Plaintiffs seek to rebut this record by quoting from Google’s July 2012 SEC filing, in which the
company made legally required disclosure of its potential market risks.26 Google’s prudent
acknowledgment that “security breaches could expose [it] to a risk of loss . . . due to the actions
of outside parties, employee error, malfeasance, or otherwise,” however, falls far short of
rebutting Google’s demonstration of the effective measures it takes to guard against piratical
hacking. Google has made a sufficient showing of protection of its digitized copies of Plaintiffs’
works to carry its burden on this aspect of its claim of fair use and thus to shift to Plaintiffs the
burden of rebutting Google’s showing. Plaintiffs’ effort to do so falls far short.
Similarly, the court is unimpressed by the Authors Guild's claim that even if Google's own security is good, the fact that it shares scans with libraries who donate books to be scanned, opens up a new line of attack.
Although Plaintiffs describe the arrangement between Google and the libraries in more
nefarious terms, those arrangements are essentially that each participant library has contracted
with Google that Google will create for it a digital copy of each book the library submits to
Google, so as to permit the library to use its digital copy in a non-infringing fair use manner. The
libraries propose to use their digital copies to enable the very kinds of searches that we here hold
to be fair uses in connection with Google’s offer of such searches to the Internet public, and
which we held in HathiTrust to be fair uses when offered by HathiTrust to its users. The contract
between Google and each of the participating libraries commits the library to use its digital copy
only in a manner consistent with the copyright law, and to take precautions to prevent
dissemination of their digital copies to the public at large.
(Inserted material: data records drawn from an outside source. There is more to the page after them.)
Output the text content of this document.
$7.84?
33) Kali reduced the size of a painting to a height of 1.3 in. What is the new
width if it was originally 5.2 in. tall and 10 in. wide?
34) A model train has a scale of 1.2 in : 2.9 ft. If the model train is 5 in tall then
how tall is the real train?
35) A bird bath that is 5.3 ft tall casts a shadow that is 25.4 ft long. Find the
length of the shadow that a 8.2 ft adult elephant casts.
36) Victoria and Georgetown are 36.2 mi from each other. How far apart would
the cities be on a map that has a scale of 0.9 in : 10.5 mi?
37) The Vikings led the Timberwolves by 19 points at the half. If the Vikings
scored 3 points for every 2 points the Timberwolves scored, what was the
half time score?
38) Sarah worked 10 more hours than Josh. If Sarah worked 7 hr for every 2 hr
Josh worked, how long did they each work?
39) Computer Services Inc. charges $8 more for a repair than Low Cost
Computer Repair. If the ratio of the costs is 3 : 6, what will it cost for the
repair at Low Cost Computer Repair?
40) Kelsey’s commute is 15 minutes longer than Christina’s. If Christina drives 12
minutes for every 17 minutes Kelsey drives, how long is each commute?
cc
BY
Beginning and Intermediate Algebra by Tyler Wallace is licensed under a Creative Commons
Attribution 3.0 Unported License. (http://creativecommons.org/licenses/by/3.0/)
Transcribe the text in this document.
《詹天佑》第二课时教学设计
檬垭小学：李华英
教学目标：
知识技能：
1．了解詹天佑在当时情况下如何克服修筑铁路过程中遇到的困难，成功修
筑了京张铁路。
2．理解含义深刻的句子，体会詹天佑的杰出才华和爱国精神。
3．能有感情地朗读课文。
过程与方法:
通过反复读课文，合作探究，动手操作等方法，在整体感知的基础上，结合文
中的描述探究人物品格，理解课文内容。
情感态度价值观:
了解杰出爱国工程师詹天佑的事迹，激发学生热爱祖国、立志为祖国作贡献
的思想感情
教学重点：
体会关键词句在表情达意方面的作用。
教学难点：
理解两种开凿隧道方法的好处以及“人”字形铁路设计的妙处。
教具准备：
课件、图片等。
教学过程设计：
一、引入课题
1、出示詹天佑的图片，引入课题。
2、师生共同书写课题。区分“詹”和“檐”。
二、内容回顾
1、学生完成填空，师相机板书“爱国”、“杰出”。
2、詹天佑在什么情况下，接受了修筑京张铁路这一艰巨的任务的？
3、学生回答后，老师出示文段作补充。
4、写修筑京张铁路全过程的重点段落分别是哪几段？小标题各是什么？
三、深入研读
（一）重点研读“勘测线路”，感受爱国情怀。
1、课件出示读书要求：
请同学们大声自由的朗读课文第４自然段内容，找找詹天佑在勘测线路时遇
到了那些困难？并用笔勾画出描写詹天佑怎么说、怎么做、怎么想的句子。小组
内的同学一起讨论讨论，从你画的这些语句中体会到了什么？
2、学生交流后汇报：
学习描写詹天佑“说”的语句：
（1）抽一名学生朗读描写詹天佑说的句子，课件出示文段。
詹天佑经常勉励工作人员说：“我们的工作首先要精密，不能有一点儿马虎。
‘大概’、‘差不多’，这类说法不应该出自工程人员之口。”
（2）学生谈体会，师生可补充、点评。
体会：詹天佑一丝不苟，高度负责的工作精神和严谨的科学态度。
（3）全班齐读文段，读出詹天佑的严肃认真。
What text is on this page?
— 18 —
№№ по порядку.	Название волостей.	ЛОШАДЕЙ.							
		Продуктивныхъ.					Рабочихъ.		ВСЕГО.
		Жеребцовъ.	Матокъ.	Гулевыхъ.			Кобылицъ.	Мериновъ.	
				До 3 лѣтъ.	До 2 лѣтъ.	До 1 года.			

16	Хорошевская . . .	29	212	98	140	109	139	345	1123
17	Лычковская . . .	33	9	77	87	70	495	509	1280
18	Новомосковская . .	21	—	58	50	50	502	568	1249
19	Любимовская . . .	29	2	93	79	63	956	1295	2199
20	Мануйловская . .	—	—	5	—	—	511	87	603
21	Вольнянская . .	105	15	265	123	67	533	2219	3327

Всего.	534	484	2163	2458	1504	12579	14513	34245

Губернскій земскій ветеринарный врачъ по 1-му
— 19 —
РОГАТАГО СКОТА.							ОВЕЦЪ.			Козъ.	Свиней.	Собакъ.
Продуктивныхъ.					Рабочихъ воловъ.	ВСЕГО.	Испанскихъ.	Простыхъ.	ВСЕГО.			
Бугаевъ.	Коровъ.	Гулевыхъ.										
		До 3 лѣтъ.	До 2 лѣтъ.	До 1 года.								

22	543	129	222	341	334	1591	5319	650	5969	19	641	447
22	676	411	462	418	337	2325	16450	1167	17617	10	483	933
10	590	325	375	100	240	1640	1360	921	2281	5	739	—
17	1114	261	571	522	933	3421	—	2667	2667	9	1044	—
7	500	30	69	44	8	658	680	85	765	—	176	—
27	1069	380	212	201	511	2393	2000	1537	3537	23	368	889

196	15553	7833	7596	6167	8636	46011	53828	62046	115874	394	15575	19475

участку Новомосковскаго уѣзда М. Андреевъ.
In these circumstances, Google’s creation for each library of a digital copy of that
library’s already owned book in order to permit that library to make fair use through provision of
digital searches is not an infringement. If the library had created its own digital copy to enable its
provision of fair use digital searches, the making of the digital copy would not have been
infringement. Nor does it become an infringement because, instead of making its own digital
copy, the library contracted with Google that Google would use its expertise and resources to
make the digital conversion for the library’s benefit.
As the court points out, sure it's possible that a library might use such files in an infringing matter, but if that happens, then the copyright holders can go after that library. They can't go after Google for the theoretical possibility that someone else might infringe a copyright at some future date.
And, in case you were wondering, there was no dissent at all. This was a unanimous decision by all three judges on the panel, giving yet another complete victory to Google saying that its book scanning project is fair use -- and, as an appeals court ruling, is useful in creating precedent in the all important 2nd Circuit (with some pretty damn good quotes for future cases). This is a big and
clear win for fair use. It's likely that the Authors Guild will try to appeal to the Supreme Court, but without a clear circuit split, it's unclear if the Supreme Court would bother to take up the case.